Impoverished by outsourcing

Under the cover of the budget deficits which are mainly the result of the financial crisis, the welfare state in many European countries is being rolled back. In the UK, the latest manifestation of this is today’s announcement that much of the work of the probation service is to be outsourced to private providers. These will, it is said, be ‘paid by results’ implying that they will only be paid if re-offending does not occur. This move combines two now familiar claims made by neo-liberal policymakers but is also indicative of the way that neo-liberalism is now transforming into something quite different.

The familiar claims are, first, that private provision is more effective then public provision, with competition driving standards up and prices down and thus offering taxpayers better value for money. The other is something well-known in management theory, namely that motivation comes from economic reward in the way famously envisaged by Taylor.
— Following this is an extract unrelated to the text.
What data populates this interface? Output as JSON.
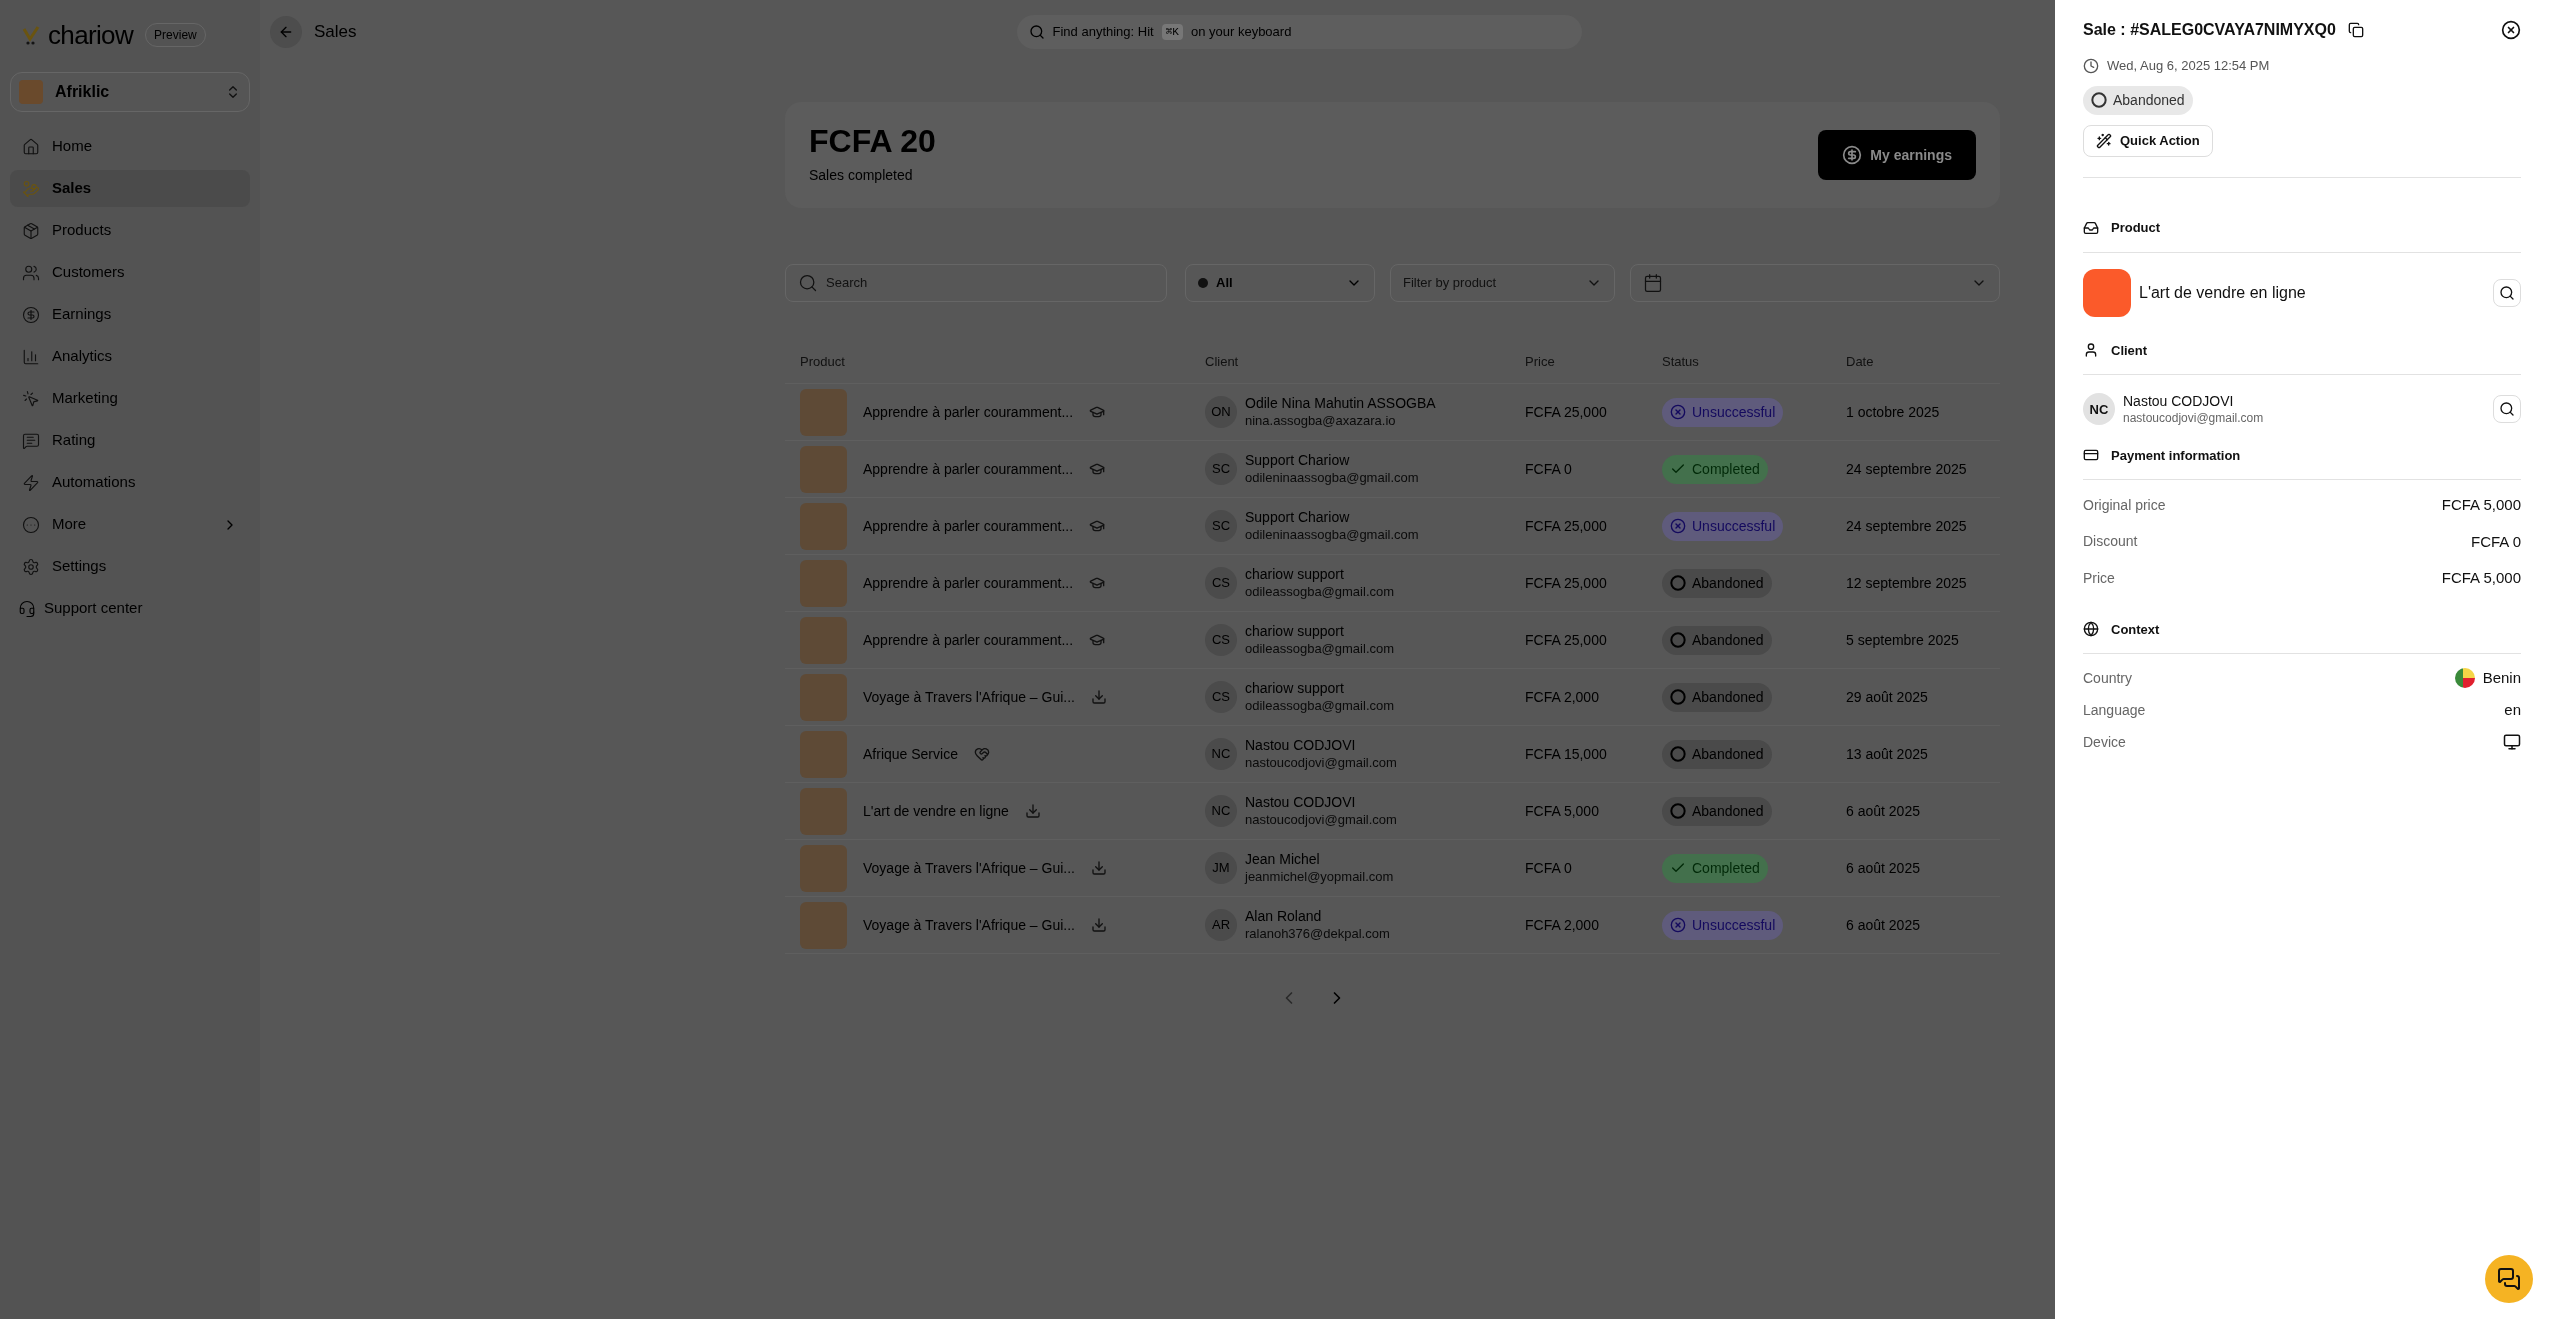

It’s not hard to predict what the results will be, because it is exactly the same policy that has been applied to workfare to work programmes. Here, the private provider is to be paid according to how many unemployed people are placed in jobs. In fact, the evidence shows that the leading provider in this area, A4E, is less successful at placing people than would be the case if no such scheme existed. Yet they continue to be paid. Moreover, the payment by results system, which is presented as simple common sense, has precisely the kinds of dysfunctions that are well-known in management theory. It incentivises the providers to focus on the easiest cases and to write off those with more complex needs.

The deficiencies of such schemes do not end there. Typically, such outsourcing involves recruiting staff who used to work for the public sector to work for the private contractor but on worse terms and conditions, whilst the contractors themselves are normally global companies who do all they can to reduce their UK tax liability.

However, the idea that what is happening here represents anything like the competitive free market envisaged by neo-liberal theory is quite laughable. What we have is a handful of companies to whom contract after contract is awarded by the UK and other governments despite a track record of persistent failure. Examples include the well-documented case of Capita (discussed on p.87 of the book but see also here) or the high-profile case of G4S which failed to provide the necessary security for the 2012 Olympics and had to be bailed out by the oh-so-incompetent public sector.

What is emerging, then, is not neo-liberalism as normally understood but what might be called neo-mercantilism. Under mercantilism, an economic doctrine of the 15th-17th centuries, companies were licensed by the State to trade, thus stifling competition and encouraging corruption. Ironically, it was Adam Smith, the unwitting poster boy of neo-liberals, who was one of its sternest critics. Now, we see something similar emerging, with the global outsourcing firms being handed licences to milk what were hitherto public monopolies, with guaranteed revenue streams from the taxpayer. We also see something of the corruption, too, with politicians and senior civil servants who bestow these contracts moving seamlessly on retirement onto the boards of the companies who benefit. The overall effect is quintuply impoverishing: poorer public services, higher costs, diminished employment conditions, an erosion of the tax base, and a corruption of politics.